10. Les signes distinctifs des bêtes sauvages nous ont été enseignés par tradition orale : toute espèce qui a le sabot fendu, qui rumine, et qui a des cornes avec ramifications, comme le cerf est un animal pur avec certitude. Et celui qui n’a pas les cornes avec ramifications, si ses cornes sont courbées comme celles du taureau et entremêlées comme celles du bouquetin, et que les cornes mêlées sont courbées vers l’intérieur et ont une forme sphérique comme celles du daim, c’est une bête sauvage pure, à condition qu’il y ait ces trois caractéristiques : courbes, entremêlées et sphériques.

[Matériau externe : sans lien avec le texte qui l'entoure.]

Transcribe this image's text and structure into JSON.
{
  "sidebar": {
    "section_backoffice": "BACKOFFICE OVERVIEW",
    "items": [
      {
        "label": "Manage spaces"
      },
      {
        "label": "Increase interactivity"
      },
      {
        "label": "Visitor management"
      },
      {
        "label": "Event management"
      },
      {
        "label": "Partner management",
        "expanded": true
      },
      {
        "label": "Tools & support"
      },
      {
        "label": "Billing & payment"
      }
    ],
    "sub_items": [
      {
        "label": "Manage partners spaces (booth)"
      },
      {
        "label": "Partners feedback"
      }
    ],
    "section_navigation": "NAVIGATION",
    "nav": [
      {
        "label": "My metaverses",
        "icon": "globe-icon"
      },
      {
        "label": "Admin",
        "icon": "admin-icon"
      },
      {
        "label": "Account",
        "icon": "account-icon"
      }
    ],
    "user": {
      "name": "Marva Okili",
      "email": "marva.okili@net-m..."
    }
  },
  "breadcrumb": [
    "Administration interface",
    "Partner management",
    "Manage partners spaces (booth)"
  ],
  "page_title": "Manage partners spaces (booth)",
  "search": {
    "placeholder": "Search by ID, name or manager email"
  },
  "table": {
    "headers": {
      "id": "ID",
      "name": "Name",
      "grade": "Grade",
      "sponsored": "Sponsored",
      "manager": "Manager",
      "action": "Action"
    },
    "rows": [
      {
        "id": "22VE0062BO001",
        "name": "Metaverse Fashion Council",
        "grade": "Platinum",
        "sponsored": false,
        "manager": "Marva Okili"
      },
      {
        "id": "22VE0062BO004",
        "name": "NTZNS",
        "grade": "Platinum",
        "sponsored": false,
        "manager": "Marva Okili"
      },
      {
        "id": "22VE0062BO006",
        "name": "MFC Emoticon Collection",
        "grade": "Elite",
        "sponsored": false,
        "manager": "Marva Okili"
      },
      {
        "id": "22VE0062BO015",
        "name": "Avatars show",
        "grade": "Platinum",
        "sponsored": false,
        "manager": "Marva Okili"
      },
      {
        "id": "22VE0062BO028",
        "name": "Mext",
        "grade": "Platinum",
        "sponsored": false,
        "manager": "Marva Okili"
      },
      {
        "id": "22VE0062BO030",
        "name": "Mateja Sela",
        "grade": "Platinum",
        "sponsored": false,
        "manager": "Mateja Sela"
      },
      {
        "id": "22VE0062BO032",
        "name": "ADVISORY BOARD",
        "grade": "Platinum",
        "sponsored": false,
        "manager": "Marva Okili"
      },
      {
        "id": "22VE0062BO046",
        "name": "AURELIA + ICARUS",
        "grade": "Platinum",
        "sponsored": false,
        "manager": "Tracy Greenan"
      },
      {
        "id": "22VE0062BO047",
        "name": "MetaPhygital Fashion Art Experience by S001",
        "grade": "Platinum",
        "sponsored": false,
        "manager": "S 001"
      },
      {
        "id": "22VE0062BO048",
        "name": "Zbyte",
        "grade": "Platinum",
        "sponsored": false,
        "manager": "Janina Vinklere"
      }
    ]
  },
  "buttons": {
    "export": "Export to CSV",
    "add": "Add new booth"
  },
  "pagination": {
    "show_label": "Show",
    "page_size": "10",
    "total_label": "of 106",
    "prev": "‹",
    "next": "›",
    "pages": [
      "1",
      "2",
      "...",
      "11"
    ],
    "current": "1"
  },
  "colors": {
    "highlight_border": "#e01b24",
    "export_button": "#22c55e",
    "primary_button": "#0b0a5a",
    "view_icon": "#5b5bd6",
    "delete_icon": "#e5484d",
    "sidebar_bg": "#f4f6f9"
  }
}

11. Dans quel cas cela s’applique-t-il ? Lorsque l’on ne le reconnaît pas [l’animal en question]. Par contre, les sept espèces de bêtes sauvages mentionnées dans la Torah, si on les reconnaît, même si l’on ne trouve pas de cornes, on peut consommer leur graisse, et on est astreint à recouvrir leur sang.

12. Le taureau sauvage est une espèce d’animal domestique. Et la licorne, bien qu’elle n’ait qu’une corne, elle est considérée comme une bête sauvage. Et à chaque fois que tu auras un doute s’il s’agit d’une bête sauvage ou d’une espèce d’animal, sa graisse est interdite, et on ne reçoit pas la flagellation, et on recouvre son sang [par doute].

13. [L’animal] issu du croisement entre un animal pur et une bête sauvage pure est appelé un daim sauvage. Sa graisse est interdite [à la consommation] mais on ne reçoit pas [pour cela] la flagellation, et on recouvre son sang [pour ainsi accomplir les exigences relatives aux bêtes sauvages pures et aux animaux purs]. [Un animal d’]une espèce impure ne peut pas avoir un petit d’[un animal d’]une espèce pure.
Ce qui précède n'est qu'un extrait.